My project has been some crazy Venn diagram of when people are available, when I am available (and not at work), when the museum is open, when they don’t forget, when the children are alert and engaged, when everyone is not hungry, when it is not organised too far in the future, when it is organise with enough notice, if it isn’t raining…in fact, I am surprised that I have managed to get any families to visit the museum with me sometimes! Don’t get me wrong, I love the people and the families I work with, but they have real lives that don’t put my project at the top of their priorities list (and it shouldn’t be anyway). So when I spend an hour waiting outside the museum for a group, I don’t actually mind.
In the long run there is a reason for an absence and it’s not because they didn’t want to come.
Then there is the methods.
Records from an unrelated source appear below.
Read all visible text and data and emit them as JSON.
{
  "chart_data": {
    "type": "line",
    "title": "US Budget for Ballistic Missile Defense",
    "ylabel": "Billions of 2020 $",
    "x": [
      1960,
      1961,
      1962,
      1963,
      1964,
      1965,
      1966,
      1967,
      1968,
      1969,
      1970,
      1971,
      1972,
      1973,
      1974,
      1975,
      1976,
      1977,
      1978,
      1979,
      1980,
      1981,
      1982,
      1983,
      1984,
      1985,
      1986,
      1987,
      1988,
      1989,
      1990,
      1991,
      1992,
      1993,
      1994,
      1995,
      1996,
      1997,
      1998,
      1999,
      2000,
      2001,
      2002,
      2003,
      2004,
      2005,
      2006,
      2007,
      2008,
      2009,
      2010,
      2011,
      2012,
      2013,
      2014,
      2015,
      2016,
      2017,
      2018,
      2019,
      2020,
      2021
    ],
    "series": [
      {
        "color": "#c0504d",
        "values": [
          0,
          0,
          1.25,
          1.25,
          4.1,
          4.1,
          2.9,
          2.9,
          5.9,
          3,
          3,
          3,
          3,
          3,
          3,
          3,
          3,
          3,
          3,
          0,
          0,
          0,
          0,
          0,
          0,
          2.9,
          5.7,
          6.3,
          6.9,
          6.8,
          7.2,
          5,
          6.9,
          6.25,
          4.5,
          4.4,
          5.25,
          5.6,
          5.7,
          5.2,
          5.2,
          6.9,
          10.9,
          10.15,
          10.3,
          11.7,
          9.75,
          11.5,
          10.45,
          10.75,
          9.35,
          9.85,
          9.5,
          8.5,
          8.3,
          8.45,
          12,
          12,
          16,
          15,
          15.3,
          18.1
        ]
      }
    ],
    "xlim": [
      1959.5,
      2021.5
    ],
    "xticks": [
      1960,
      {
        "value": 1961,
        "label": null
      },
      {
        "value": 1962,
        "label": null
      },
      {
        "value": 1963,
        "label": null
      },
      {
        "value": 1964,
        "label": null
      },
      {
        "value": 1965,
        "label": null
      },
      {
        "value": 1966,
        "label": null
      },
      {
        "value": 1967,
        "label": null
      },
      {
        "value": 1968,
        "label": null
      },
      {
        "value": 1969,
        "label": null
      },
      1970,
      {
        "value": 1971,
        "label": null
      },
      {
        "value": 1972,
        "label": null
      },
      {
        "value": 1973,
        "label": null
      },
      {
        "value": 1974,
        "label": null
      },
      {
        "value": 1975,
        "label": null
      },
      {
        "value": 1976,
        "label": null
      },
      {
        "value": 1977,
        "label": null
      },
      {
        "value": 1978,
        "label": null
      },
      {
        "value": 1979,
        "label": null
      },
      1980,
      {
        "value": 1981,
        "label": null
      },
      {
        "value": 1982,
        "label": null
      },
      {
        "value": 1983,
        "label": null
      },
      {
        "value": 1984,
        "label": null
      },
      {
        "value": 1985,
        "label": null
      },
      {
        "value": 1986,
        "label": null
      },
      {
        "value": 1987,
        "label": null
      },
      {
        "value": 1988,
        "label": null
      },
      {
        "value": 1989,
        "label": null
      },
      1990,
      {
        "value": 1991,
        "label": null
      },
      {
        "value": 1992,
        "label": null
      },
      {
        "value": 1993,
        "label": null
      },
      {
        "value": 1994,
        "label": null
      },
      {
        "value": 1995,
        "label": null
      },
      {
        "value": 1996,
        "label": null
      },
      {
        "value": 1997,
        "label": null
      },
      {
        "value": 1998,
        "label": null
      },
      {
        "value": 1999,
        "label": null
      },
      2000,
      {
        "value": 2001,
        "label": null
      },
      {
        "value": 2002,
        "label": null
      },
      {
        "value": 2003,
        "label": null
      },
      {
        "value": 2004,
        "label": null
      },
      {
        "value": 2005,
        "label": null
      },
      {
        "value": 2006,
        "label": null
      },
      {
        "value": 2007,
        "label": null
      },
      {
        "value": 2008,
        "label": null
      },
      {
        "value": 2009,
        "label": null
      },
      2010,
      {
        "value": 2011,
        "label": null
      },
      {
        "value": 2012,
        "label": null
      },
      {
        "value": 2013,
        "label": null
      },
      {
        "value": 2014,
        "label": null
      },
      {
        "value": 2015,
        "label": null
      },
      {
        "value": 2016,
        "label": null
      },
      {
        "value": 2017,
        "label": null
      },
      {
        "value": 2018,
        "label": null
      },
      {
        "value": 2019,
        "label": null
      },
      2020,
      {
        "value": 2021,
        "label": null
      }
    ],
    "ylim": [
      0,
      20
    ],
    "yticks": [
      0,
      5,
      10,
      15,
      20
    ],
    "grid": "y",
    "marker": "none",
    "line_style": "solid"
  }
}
It’s great asking people to take photos with you. In the past I have used disposable cameras and taken them away to be developed. This has it’s own problems of children not knowing how they work (this was hilarious the first time – “where can I see the photo when I am taking it?” and “How can I delete ones I don’t like?”), fingers over the view finders and over winding by the more zealous participants. It all leads to no data. I was not (and am still not) in a position to buy lovely digital cameras to give out to families. So I asked my families to use their phones and share pictures with me. Perfect! They took loads going around the museum of each other, of things they liked or made them laugh…but the actual act of sharing those gets more complicated. You get a “yeah, sure” and one photo or two. This then makes the next step of discussing those photos more complicated because there are no photos, and the getting together to talk about these, well see Venn diagram problem.
The above issues all happen after you have found a group to work with. They are out there, but sometimes the gatekeepers can be tricky. However, if you go and have a chat and a cuppa about your project and how you can help them it all turns out lovely. People genuinely want to help!
I am halfway through my fieldwork and originally I had planned it to be one academic year with one group of people. At the end of the summer term the group fell apart for a number of reasons, and I lost regular contact quite quickly. I wondered what I was going to do as I wasn’t finished and it seemed a bit of an imposition to ask for further meetings – they had other things on their minds. I potentially have a new group now. So a contrast maybe, but also a new start with some of the lessons learnt from last year. I also have the assurance that this crazy process is “normal”. So if it is normal, please please write about it! Let’s not let other researchers and students feel like they are failing because the course of research does not run smooth.